At the university I work for, we recently adopted a system called Print Manager Plus to do print accounting for our new, pay-for printing system. A couple of days into production, users started to complain that print jobs were being deducted out of their accounts even though they hadn’t printed them. Since Print Manager Plus runs on our central print server, it simply accounts for each job based on the username sent by the client computer that is printing. I called the folks that make Print Manager Plus, and they mentioned that they had seen similar problems with other Windows Vista clients / Windows Server 2008 server implementations.

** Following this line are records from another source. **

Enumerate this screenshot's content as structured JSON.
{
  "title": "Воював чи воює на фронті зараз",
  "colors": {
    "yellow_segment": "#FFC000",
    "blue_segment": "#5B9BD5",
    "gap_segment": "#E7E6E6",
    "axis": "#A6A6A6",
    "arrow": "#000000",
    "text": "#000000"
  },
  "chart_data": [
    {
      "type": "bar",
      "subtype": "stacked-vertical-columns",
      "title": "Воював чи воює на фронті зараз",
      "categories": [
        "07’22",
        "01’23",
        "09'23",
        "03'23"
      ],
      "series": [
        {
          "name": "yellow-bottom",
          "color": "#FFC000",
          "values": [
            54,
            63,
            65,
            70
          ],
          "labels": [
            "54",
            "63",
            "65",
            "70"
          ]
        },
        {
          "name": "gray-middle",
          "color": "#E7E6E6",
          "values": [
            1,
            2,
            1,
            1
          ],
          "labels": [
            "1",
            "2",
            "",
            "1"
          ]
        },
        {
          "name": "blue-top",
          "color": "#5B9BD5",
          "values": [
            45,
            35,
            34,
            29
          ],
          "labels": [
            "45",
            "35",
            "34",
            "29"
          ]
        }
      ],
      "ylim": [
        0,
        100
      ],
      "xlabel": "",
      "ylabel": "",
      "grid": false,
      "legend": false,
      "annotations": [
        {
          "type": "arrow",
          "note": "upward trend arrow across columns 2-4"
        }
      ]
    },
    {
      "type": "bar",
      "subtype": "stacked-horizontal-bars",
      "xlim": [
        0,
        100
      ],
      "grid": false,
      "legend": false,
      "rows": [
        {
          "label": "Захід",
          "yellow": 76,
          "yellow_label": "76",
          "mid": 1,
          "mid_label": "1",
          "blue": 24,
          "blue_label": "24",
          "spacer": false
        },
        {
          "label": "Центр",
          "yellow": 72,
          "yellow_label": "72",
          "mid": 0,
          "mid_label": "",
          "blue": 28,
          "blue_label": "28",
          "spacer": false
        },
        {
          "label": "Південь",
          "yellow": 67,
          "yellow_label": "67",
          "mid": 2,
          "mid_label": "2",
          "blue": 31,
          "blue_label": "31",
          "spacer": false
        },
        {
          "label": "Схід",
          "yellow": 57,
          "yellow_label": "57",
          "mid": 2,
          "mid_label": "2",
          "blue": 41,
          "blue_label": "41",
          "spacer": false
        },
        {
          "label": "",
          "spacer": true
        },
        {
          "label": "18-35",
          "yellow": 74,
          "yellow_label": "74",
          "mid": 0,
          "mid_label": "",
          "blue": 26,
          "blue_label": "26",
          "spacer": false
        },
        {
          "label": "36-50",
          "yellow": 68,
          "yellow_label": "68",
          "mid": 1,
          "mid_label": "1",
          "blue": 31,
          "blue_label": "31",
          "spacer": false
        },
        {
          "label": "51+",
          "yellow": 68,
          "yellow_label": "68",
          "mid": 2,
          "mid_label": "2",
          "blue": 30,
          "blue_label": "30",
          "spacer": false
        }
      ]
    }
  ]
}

The issue, as it turns out, is very much known to Microsoft, and is addressed in KB Article 958741. Basically, the print spooler has a problem releasing a user when he or she logs out of the machine but does not restart it. As a result, subsequent print jobs appear to come from the previously logged-in user, who then “owns” those jobs. Even the KB article addresses the significant security risks this poses in the preamble:

This problem also causes some security-related issues. Because the permission settings for a print job are based on the permission settings of its owner, the first user can manage the print jobs of later users even though the first user did not send these print jobs. Additionally, later users who send print jobs may be unable to manage their own print jobs.

The fix provided on the website is to email Microsoft for a patch, which comes in the form of an time-sensitive, encrypted ZIP file that expands into an .MSU update. A rather secretive and tightly controlled way to distribute something that is in fact a relatively critical update, in my opinion. Of course, Microsoft wants to collect data on how many people find out about and solve this problem now through a single channel of distribution, so that it can figure out how important the problem really is in terms of end-user perception. Supposedly, the fix will be part of Service Pack 2 for Vista and Server 2008. I hope that it is released sooner as a legitimate Windows Update, openly available for all, not just those who navigate the maze that Microsoft has laid out currently.

Disable annoying Java Update notification

If you’re sick of getting prompted to update Java, or if you have some web application like Banner that requires a particular version, you can use a simple registry hack to disable notification of available updates.

  1. Open the Registry Editor by going to the Start button and typing in regedt32.
  2. Navigate through to the following key: HKEY_LOCAL_MACHINE\SOFTWARE\JavaSoft\Java Update\Policy
  3. Change the value of EnableAutoUpdateCheck to 0 and the value of EnableJavaUpdate to 0.

Java should no longer prompt you for the annoying updates.